2013年9月23日星期一

cheering for my cat"s pancreas


Lizzy, the cat with

Lizzy, the cat with ‘tude and a persnickety pancreas



Cheering for an animal’s organs makes up one of my many badges of geekdom.


In February I found out that Lizzy, one of my 10-year-old cats, had diabetes. Granted, I’d been getting the “fat cat lecture” from vets for almost five years. My black bundle of meows, attitude, klutziness, and a bottomless stomach was overweight. But her brother was normal weight, and I couldn’t figure out how to keep her from being the little glutton that she was (and is).


Lots of cats get diabetes, and I’m both a trained scientist and the daughter of a nurse. So I’ve been surrounded by big medical terms in some form for my entire life. What I really hate are needles (I never considered medical school for that very reason). Logically I knew this was a manageable disease– I needed to monitor her glucose and give her insulin shots. Realistically, this was a living creature who squirms, and she was depending on me to somehow get that insulin inside her.


The vet also held out a carrot of hope– that a percentage of cats reasonable percentage of cats recover. So, if we were careful– kept her glucose under control, and changed her diet– that she might just snap out of it. What? Snap out of diabetes? It seemed too good to be true.

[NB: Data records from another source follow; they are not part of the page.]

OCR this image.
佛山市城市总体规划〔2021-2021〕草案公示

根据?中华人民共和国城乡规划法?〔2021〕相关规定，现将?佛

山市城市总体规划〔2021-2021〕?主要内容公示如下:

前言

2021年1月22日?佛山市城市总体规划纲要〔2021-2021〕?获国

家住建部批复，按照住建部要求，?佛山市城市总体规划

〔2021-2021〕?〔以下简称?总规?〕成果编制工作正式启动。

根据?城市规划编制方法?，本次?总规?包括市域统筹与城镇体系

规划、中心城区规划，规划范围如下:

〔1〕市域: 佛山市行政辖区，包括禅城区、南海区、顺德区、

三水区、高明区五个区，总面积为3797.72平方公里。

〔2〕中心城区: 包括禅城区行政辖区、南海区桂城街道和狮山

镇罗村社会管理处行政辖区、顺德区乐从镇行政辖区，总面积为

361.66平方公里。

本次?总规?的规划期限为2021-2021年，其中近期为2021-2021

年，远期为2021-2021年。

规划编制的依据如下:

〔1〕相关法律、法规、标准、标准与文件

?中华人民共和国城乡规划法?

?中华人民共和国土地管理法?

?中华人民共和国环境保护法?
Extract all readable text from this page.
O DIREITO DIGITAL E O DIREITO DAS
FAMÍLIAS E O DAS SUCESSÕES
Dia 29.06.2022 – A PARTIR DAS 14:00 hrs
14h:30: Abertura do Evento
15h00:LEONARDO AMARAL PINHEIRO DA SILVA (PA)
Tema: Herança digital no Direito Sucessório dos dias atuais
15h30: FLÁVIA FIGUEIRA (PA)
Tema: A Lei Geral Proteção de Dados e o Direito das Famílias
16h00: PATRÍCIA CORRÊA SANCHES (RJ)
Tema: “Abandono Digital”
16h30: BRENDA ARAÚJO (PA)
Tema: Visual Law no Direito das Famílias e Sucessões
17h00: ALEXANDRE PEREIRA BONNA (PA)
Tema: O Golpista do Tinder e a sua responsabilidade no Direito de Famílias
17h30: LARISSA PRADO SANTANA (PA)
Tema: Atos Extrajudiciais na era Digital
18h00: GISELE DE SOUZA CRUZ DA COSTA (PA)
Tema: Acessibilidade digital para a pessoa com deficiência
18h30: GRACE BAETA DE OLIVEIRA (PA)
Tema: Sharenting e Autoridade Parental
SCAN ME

So, in addition to following the vet’s orders to the letter, I started looking up research papers about cat diabetes in my spare time.  Cat diabetes isn’t very different from human diabetes in most ways. Insulin helps the body process carbohydrates and is made by special cells in the pancreas called beta cells. In diabetes, the body loses the ability to process carbs, either because there’s not enough insulin produced, or because the body becomes insensitive to it. The thing that’s different about diabetes in cats compared to humans or dogs: some diabetic cats can get off of insulin after they’re on it. Somehow those beta cells must either learn how to switch back on or the body resensitizes to insulin (maybe more of the second than the first? much of cat diabetes tends to be type II). Diabetic humans and dogs can expect to need insulin injections for life.


Lizzy appears to be among the third or so who snap out of it. We’re grateful, but I’m still curious about what makes the cat pancreas (and body) more resilient. What do her beta cells have that mine don’t?